A Glimmer of Hope?
In 1898, Marie and Pierre Curie announced the discovery of a new radioactive element: radium. At the time, Marie was a doctorate student at the Sorbonne University and her husband Pierre was a professor at Paris’s École de physique et chimie (school of physics and chemistry). As part of her doctorate research, Marie Curie noticed that the amount of radiation emitted by pitchblende—a radioactive ore—was much higher than the presence of uranium alone could explain. She had discovered radium.
It would take her and her husband four more years of hard work and several tons of pitchblende to isolate a pure sample of the new radioactive element. This technical prowess would turn the scientific world upside down. In 1903, the Curies and Henri Becquerel—who first discovered radioactivity—received the Nobel Prize in Physics.
But scientists were not the only ones interested in radium. The element’s ability to turn objects phosphorescent, while also slowing down the development of larvae and turning tadpoles into “monstrosities”, aroused broad public curiosity. Pharmaceutical companies and other entrepreneurs would take advantage of this new craze. Many products claiming to contain radium and boasting miraculous results—none of which were medically proven, of course—started popping up. In Maisonneuve, for example, a certain Daniel Bergevin commercialized in 1912 a product called “radium” water which he claimed had numerous medicinal properties.

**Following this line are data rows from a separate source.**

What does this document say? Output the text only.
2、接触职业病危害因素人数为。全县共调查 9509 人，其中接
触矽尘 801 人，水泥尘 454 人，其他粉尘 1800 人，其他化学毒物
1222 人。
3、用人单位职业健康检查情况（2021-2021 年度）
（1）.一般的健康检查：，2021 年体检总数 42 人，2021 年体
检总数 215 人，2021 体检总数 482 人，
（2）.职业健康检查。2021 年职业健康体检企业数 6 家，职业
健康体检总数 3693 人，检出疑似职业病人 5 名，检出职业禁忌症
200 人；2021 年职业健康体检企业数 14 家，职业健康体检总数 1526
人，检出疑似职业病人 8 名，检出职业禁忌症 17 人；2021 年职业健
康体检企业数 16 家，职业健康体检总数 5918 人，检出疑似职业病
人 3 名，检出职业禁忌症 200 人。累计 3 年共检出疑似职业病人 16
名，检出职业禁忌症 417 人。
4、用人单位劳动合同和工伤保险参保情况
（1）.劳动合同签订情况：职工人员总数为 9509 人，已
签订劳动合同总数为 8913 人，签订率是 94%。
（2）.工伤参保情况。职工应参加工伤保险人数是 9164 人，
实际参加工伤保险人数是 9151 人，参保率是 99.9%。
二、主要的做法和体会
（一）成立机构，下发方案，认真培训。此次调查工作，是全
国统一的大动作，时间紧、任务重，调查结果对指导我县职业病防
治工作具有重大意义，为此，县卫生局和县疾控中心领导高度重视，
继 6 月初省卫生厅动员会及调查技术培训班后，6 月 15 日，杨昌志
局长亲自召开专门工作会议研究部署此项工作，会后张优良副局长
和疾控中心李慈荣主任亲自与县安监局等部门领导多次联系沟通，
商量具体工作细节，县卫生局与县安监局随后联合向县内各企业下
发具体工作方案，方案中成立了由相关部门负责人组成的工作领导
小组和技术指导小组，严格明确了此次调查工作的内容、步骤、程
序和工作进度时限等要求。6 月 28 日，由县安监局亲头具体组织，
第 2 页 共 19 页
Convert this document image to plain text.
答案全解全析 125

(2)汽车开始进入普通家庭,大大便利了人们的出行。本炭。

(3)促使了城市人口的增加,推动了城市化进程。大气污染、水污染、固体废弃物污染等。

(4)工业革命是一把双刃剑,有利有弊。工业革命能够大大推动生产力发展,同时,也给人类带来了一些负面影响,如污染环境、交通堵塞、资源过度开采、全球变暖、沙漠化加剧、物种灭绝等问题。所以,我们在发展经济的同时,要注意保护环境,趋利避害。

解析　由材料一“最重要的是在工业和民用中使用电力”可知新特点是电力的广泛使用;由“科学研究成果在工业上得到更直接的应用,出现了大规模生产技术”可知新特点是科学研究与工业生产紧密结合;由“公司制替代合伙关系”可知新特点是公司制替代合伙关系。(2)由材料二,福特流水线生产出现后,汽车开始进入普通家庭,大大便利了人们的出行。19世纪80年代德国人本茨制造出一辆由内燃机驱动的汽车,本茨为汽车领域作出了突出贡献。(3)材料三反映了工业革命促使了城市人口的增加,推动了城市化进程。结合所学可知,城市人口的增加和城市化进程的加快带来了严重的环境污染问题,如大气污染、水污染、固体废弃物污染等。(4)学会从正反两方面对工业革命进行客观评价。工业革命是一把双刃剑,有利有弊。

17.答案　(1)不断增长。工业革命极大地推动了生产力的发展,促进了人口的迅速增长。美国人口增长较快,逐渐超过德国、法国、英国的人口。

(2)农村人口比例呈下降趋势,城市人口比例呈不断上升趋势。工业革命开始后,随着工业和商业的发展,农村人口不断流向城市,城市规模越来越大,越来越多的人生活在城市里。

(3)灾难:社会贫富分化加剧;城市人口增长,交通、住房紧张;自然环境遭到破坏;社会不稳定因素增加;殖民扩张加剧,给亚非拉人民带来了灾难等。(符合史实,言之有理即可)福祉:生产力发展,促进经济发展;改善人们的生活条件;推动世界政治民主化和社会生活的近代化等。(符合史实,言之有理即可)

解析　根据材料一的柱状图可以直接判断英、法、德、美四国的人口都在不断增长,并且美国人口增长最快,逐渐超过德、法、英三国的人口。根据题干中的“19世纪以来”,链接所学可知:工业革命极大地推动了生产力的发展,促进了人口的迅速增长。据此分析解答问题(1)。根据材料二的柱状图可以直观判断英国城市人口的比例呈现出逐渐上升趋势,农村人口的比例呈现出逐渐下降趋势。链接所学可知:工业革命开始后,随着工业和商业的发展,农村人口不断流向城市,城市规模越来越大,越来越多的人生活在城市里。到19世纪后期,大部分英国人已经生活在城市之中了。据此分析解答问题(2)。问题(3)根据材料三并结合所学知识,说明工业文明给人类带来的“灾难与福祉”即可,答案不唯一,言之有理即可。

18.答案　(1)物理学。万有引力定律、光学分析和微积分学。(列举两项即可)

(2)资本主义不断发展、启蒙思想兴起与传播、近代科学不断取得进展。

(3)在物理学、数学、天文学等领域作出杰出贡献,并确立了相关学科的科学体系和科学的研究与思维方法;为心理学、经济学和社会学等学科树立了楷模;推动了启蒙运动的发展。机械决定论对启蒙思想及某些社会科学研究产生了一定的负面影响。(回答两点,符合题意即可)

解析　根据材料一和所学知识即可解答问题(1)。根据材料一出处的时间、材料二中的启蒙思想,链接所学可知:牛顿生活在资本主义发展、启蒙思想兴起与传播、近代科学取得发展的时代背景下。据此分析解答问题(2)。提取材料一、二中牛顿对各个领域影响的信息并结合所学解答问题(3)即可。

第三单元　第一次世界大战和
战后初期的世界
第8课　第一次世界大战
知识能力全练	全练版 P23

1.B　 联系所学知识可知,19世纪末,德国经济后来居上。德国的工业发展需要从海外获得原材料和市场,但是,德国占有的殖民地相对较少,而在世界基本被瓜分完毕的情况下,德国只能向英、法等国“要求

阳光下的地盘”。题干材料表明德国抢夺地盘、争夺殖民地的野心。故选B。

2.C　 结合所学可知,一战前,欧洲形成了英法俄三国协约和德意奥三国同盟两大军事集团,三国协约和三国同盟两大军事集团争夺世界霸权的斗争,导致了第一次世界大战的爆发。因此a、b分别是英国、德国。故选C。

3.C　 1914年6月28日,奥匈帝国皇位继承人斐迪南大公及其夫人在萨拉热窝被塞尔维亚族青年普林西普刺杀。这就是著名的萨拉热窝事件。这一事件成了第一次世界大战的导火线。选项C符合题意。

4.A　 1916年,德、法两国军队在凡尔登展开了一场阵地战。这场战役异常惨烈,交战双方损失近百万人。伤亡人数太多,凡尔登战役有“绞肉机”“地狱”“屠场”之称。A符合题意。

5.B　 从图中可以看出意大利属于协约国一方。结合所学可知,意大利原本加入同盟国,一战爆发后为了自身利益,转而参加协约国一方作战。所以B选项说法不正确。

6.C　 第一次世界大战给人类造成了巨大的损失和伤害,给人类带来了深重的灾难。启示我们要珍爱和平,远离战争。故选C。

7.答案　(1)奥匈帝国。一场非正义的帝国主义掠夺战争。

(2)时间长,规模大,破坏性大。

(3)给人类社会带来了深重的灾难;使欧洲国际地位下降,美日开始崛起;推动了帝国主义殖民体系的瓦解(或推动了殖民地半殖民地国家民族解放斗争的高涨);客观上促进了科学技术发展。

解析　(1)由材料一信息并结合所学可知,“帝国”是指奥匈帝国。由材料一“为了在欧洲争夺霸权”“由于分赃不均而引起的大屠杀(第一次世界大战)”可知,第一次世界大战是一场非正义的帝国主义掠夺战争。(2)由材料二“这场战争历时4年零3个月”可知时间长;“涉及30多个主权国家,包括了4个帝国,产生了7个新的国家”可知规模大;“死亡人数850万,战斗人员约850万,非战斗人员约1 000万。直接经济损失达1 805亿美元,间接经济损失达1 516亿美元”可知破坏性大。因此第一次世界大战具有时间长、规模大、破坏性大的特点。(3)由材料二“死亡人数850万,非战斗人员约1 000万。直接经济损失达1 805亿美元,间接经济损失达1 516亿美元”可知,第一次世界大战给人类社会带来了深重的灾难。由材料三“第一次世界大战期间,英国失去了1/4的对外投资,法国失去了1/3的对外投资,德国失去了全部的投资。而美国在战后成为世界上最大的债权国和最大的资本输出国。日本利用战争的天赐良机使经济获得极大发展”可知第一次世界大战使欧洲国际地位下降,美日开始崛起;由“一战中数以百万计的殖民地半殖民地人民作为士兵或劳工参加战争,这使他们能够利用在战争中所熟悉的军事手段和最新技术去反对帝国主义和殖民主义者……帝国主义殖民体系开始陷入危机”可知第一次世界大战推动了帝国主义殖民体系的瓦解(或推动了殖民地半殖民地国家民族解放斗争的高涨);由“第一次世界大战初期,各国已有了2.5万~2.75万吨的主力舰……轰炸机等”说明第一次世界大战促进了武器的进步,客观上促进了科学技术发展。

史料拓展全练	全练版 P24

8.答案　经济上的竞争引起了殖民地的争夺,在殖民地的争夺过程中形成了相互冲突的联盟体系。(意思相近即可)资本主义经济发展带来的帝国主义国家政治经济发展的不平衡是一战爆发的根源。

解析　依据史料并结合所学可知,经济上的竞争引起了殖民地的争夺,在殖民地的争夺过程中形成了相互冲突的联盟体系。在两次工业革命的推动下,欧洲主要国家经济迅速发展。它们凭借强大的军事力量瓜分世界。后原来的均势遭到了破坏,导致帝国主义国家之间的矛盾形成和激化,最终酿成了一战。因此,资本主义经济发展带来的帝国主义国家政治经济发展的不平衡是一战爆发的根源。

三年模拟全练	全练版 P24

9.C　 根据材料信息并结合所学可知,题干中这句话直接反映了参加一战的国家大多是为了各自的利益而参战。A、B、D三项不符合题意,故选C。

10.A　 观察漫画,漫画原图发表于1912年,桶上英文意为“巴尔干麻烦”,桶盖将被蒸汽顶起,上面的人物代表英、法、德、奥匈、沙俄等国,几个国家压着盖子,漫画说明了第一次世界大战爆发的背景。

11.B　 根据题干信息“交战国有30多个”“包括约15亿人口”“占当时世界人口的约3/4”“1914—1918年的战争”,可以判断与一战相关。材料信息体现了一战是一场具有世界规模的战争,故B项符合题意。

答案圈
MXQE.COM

In the medical field, it was radium’s effectiveness in eliminating diseased tissue without surgery that attracted curiosity. In 1906, Doctor Louis Wickham, working at Paris’ newly inaugurated Laboratoire biologique du Radium, started studying the therapeutic effects of radium. In 1910, he published the results of his experiments in a book entitled Radiumthérapie. Encouraged by this progress, new research centres started popping up all around Europe.
Following his visits to this radiobiology laboratory in 1907, 1908 and 1909, Doctor William H. B. Aikins bought a small quantity of radium and founded the Radium Institute of Toronto. This was Canada’s first private clinic that specialized in radiotherapy. Back then, radium’s true effectiveness in treating various types of cancers was not fully understood. Still, many doctors believed that this was the missing piece in the effective treatment and perhaps even eradication of the disease.